Para Mark Willimann, defensor que trabalha na operação, o Streamline é uma oportunidade para os ilegais, pois, nele, podem ser aplicadas penas mais brandas do que ocorreria em outros tribunais não especializados.

"Tem gente que não gosta, pois acha que não deveria ter leis contra a entrada ilegal. Mas é uma chance de educar sobre a legislação americana", afirma.

Outra forma de punição, segundo Willimann, é o programa de deportações alternativas, que devolve o estrangeiro em um trecho da fronteira muito distante do local por onde ele entrou.

"Eles são levados de ônibus a uma distância a seis ou sete horas para leste ou oeste, onde são deixados do outro lado da fronteira", diz.

Jean Gonçalvez, 24, que morou oito anos no Texas antes de ser deportado na fronteira com o Arizona, diz ter pedido às autoridades para ser devolvido em um local onde pudesse voltar para a casa de seus familiares no México mais facilmente.

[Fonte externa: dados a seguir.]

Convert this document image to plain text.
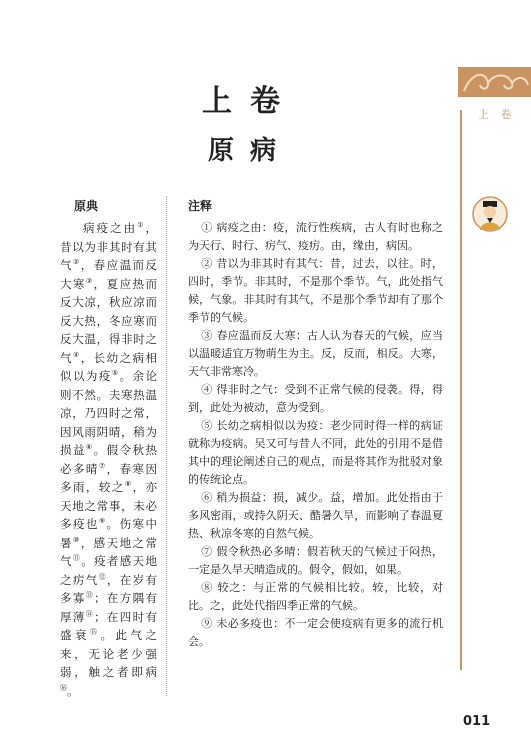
上 卷
上卷
原病
原典	注释

病疫之由①，昔以为非其时有其气②，春应温而反大寒③，夏应热而反大凉，秋应凉而反大热，冬应寒而反大温，得非时之气④，长幼之病相似以为疫⑤。余论则不然。夫寒热温凉，乃四时之常，因风雨阴晴，稍为损益⑥。假令秋热必多晴⑦，春寒因多雨，较之⑧，亦天地之常事，未必多疫也⑨。伤寒中暑⑩，感天地之常气⑪。疫者感天地之疠气⑫，在岁有多寡⑬；在方隅有厚薄⑭；在四时有盛衰⑮。此气之来，无论老少强弱，触之者即病⑯。

① 病疫之由：疫，流行性疾病，古人有时也称之为天行、时行、疠气、疫疠。由，缘由，病因。

② 昔以为非其时有其气：昔，过去，以往。时，四时，季节。非其时，不是那个季节。气，此处指气候，气象。非其时有其气，不是那个季节却有了那个季节的气候。

③ 春应温而反大寒：古人认为春天的气候，应当以温暖适宜万物萌生为主。反，反而，相反。大寒，天气非常寒冷。

④ 得非时之气：受到不正常气候的侵袭。得，得到，此处为被动，意为受到。

⑤ 长幼之病相似以为疫：老少同时得一样的病证就称为疫病。吴又可与昔人不同，此处的引用不是借其中的理论阐述自己的观点，而是将其作为批驳对象的传统论点。

⑥ 稍为损益：损，减少。益，增加。此处指由于多风密雨，或持久阴天、酷暑久旱，而影响了春温夏热、秋凉冬寒的自然气候。

⑦ 假令秋热必多晴：假若秋天的气候过于闷热，一定是久旱天晴造成的。假令，假如，如果。

⑧ 较之：与正常的气候相比较。较，比较，对比。之，此处代指四季正常的气候。

⑨ 未必多疫也：不一定会使疫病有更多的流行机会。

011
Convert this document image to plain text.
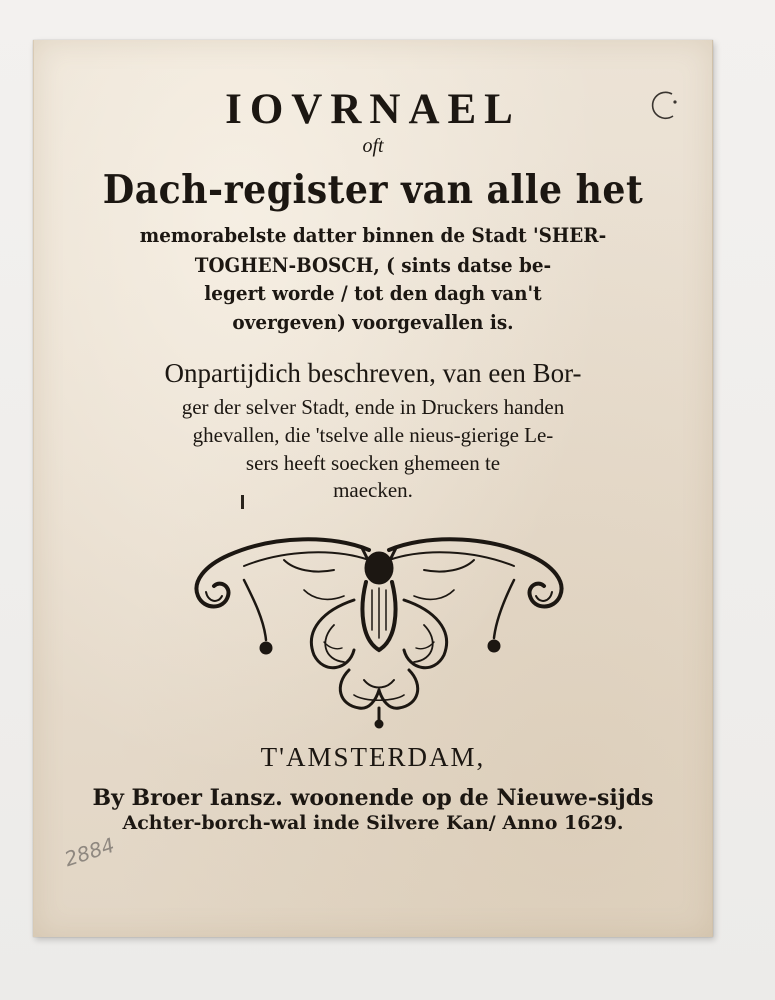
IOVRNAEL
oft
Dach-register van alle het
memorabelste datter binnen de Stadt 'SHER-
TOGHEN-BOSCH, ( sints datse be-
legert worde / tot den dagh van't
overgeven) voorgevallen is.
Onpartijdich beschreven, van een Bor-
ger der selver Stadt, ende in Druckers handen
ghevallen, die 'tselve alle nieus-gierige Le-
sers heeft soecken ghemeen te
maecken.
T'AMSTERDAM,
By Broer Iansz. woonende op de Nieuwe-sijds
Achter-borch-wal inde Silvere Kan/ Anno 1629.
2884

"Me jogaram aqui em Nogales. Não sei se esse lugar é perigoso por causa dos cartéis. Não tenho dinheiro para sair daqui", diz o jovem, cuja mulher, segundo ele, escapou dos policiais que o apreenderam e ficou nos EUA, grávida.

Helena Wolfenson
Santuário criado pelo grupo de ajuda humanitária No More Deaths com pertences encontrados no deserto
Santuário criado pelo grupo de ajuda humanitária No More Deaths com pertences encontrados no deserto

Moradora de Arivaca –uma comunidade rural no Arizona localizada a quase 20 km do México– a americana Arlene Cates, 62, reclama das incontáveis vezes em que foi parada por agentes da patrulha de fronteira do governo de seu país sempre que dirigia para Tucson, cidade vizinha, para fazer compras.

"Acho que o modelo do meu carro antigo era suspeito e pensavam que eu transportava imigrantes ilegais. Viviam perguntando se eu era cidadã americana e pediam documentos", diz.

Cansados do atual nível de militarização no entorno de suas residências, moradores de Arivaca e Tucson fizeram, na semana passada, uma manifestação na estrada que liga as duas cidades para pedir que o Departamento de Segurança Interna reduza o patrulhamento.

"Eles fazem barulho à noite quando estão perseguindo algum imigrante com cachorros latindo e faróis dos carros acesos", diz Cates.

O reforço da presença da US Border Patrol –a patrulha da fronteira do governo americano– nos quatro Estados que fazem limite com o México atingiu seu nível mais elevado após os ataques de 11 de setembro de 2001.

Na década seguinte ao atentado, quase US$ 100 bilhões foram gastos na área.

Nos últimos anos, a região da fronteira se tornou alternativa de negócios para o setor de defesa.